POJ 3614 Sunscreen

Sunscreen

Time Limit: 1000MS		Memory Limit: 65536K
Total Submissions: 2616		Accepted: 925

Description

To avoid unsightly burns while tanning, each of the C (1 ≤ C ≤ 2500) cows must cover her hide with sunscreen when they're at the beach. Cow i has a minimum and maximum SPF rating (1 ≤ minSPF_i ≤ 1,000; minSPF_i≤ maxSPF_i ≤ 1,000) that will work. If the SPF rating is too low, the cow suffers sunburn; if the SPF rating is too high, the cow doesn't tan at all........
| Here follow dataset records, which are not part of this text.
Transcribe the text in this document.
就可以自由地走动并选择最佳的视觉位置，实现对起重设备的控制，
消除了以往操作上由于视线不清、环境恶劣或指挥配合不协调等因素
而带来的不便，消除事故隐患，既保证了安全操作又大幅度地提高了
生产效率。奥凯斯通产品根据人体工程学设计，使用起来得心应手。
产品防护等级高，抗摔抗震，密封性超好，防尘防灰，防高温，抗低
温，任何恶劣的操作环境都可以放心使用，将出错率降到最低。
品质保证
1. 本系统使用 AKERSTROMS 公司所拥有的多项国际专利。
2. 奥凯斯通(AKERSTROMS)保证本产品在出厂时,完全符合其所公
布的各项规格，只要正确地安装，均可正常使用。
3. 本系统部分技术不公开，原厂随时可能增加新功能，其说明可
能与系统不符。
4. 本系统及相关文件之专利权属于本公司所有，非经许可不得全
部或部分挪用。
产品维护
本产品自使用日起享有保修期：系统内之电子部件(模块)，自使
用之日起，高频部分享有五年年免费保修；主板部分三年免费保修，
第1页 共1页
The cows have a picnic basket with L (1 ≤ L ≤ 2500) bottles of sunscreen lotion, each bottle i with an SPF rating SPF_i (1 ≤ SPF_i ≤ 1,000). Lotion bottle i can cover cover_i cows with lotion. A cow may lotion from only one bottle.

What is the maximum number of cows that can protect themselves while tanning given the available lotions?

Input

* Line 1: Two space-separated integers: C and L * Lines 2..C+1: Line i describes cow i's lotion requires with two integers: minSPF_i and maxSPF_i  * Lines C+2..C+L+1: Line i+C+1 describes a sunscreen lotion bottle i with space-separated integers: SPF_i and cover_i

Output

A single line with an integer that is the maximum number of cows that can be protected while tanning

Sample Input

3 2
3 10
2 5
1 5
6 2
4 1

Sample Output

2

一道有点难的贪心加优先队列问题

具体思路在代码的注释中有详细说明

#include<iostream>
#include<cstdio>
#include<algorithm>

using namespace std;

typedef struct
{
    int minspf;
    int maxspf;
} COW;

typedef struct
{
    int spf;
    int cover;
} LOTION;

int c,l,sz=0;
COW cow[2550],heap[2550];
LOTION lotion[2550];

bool cmp_cow(COW a,COW b)
{
    return a.minspf<b.minspf;
}

bool cmp_lotion(LOTION a,LOTION b)
{
    return a.spf<b.spf;
}

//对牛维护一个小根堆，键值为所需防晒霜最大能力
void push(COW x)
{
    int i=sz++;
    while(i>0)
    {
        int p=(i-1)/2;
        if(heap[p].maxspf<=x.maxspf)
            break;
        heap[i]=heap[p];
        i=p;
    }
    heap[i]=x;
}

COW pop()
{
    COW ret=heap[0];
    COW x=heap[--sz];
    int i=0;
    while(i*2+1<=sz)
    {
        int a=i*2+1,b=i*2+2;
        if(b<sz&&heap[b].maxspf<heap[a].maxspf)
            a=b;
        if(heap[a].maxspf>=x.maxspf)
            break;
        heap[i]=heap[a];
        i=a;
    }
    heap[i]=x;
    return ret;
}

int main()
{
    while(scanf("%d %d",&c,&l)==2)
    {
        sz=0;
        for(int i=0;i<c;i++)
            scanf("%d %d",&cow[i].minspf,&cow[i].maxspf);
        for(int i=0;i<l;i++)
            scanf("%d %d",&lotion[i].spf,&lotion[i].cover);
        sort(cow,cow+c,cmp_cow);//将所有牛按它们所需防晒霜的最小防晒能力排序
        sort(lotion,lotion+l,cmp_lotion);//将将所有防晒霜按它们的防晒能力排序
        int ans=0,t=0;
        for(int i=0;i<l;i++)
        {
            while(t<c&&lotion[i].spf>=cow[t].minspf)//对于每一种防晒霜，先将所有最小值比它大的牛插入堆中
            {
                push(cow[t]);
                t++;
            }
            while(sz>0&&lotion[i].spf>heap[0].maxspf)//再将所有最大值比它小的牛出堆
                pop();
            while(lotion[i].cover>0&&sz>0)//最后将所有它能保护的牛出堆并将答案+1
            {
                pop();
                ans++;
                lotion[i].cover--;
            }
        }
        printf("%d
",ans);
    }

    return 0;
}